Fleischer Jesper, Hansen Troels Krarup, Cichosz Simon Lebech
Steno Diabetes Center Aarhus, Aarhus, Denmark.
Steno Diabetes Center Zealand, Holbæk, Denmark.
Front Clin Diabetes Healthc. 2022 Dec 9;3:1066744. doi: 10.3389/fcdhc.2022.1066744. eCollection 2022.

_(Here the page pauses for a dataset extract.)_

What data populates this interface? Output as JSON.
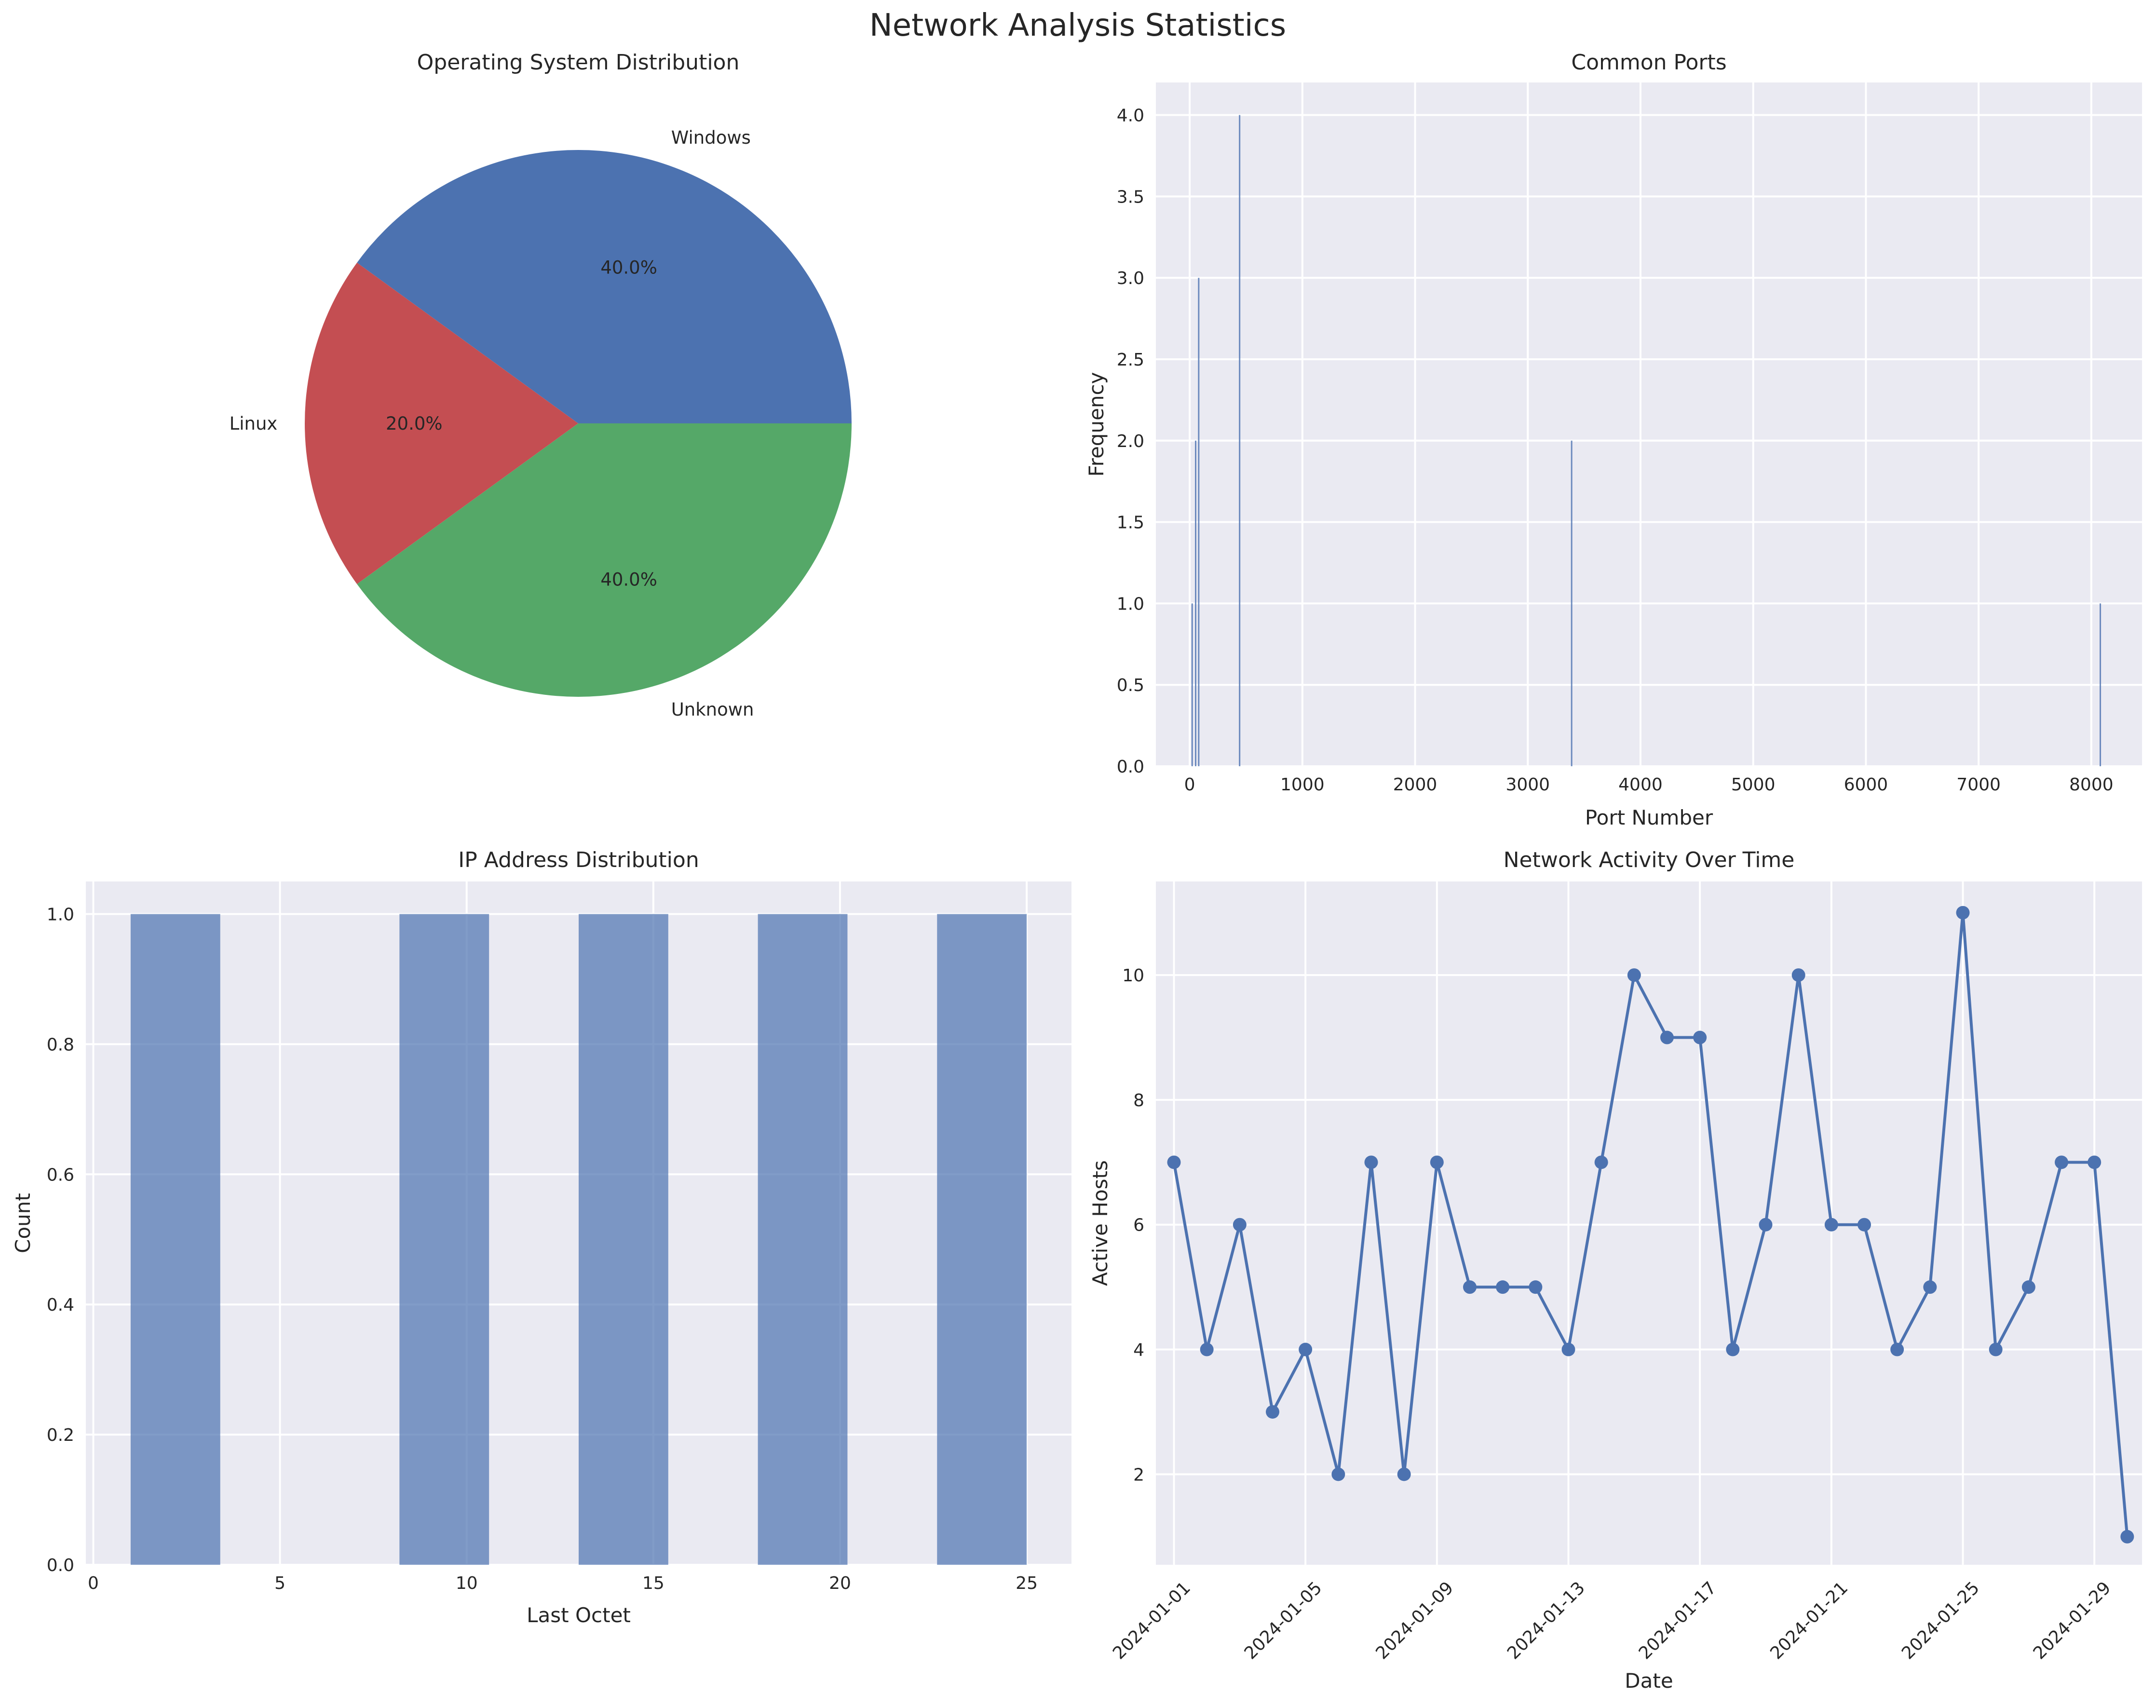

This work sought to explore the potential of using standalone continuous glucose monitor (CGM) data for the prediction of hypoglycemia utilizing a large cohort of type 1 diabetes patients during free-living. We trained and tested an algorithm for the prediction of hypoglycemia within 40 minutes on 3.7 million CGM measurements from 225 patients using ensemble learning. The algorithm was also validated using 11.5 million synthetic CGM data. The results yielded a receiver operating characteristic area under the curve (ROC AUC) of 0.988 and a precision-recall area under the curve (PR AUC) of 0.767. In an event-based analysis for predicting hypoglycemic events, the algorithm had a sensitivity of 90%, a lead-time of 17.5 minutes and a false-positive rate of 38%. In conclusion, this work demonstrates the potential of using ensemble learning to predict hypoglycemia, using only CGM data. This could help alarm patients of a future hypoglycemic event so countermeasures can be initiated.
这项研究旨在利用大量1型糖尿病患者在自由生活期间的独立连续血糖监测(CGM)数据,探索其预测低血糖的潜力。我们使用集成学习方法,对来自225名患者的370万次CGM测量数据进行训练和测试,以预测40分钟内的低血糖情况。该算法还使用1150万条合成CGM数据进行了验证。结果显示,曲线下面积(ROC AUC)为0.988,精确召回率曲线下面积(PR AUC)为0.767。在基于事件的低血糖事件预测分析中,该算法的灵敏度为90%,提前时间为17.5分钟,假阳性率为38%。总之,这项研究证明了仅使用CGM数据,利用集成学习预测低血糖的潜力。这有助于向患者发出未来低血糖事件的警报,以便采取应对措施。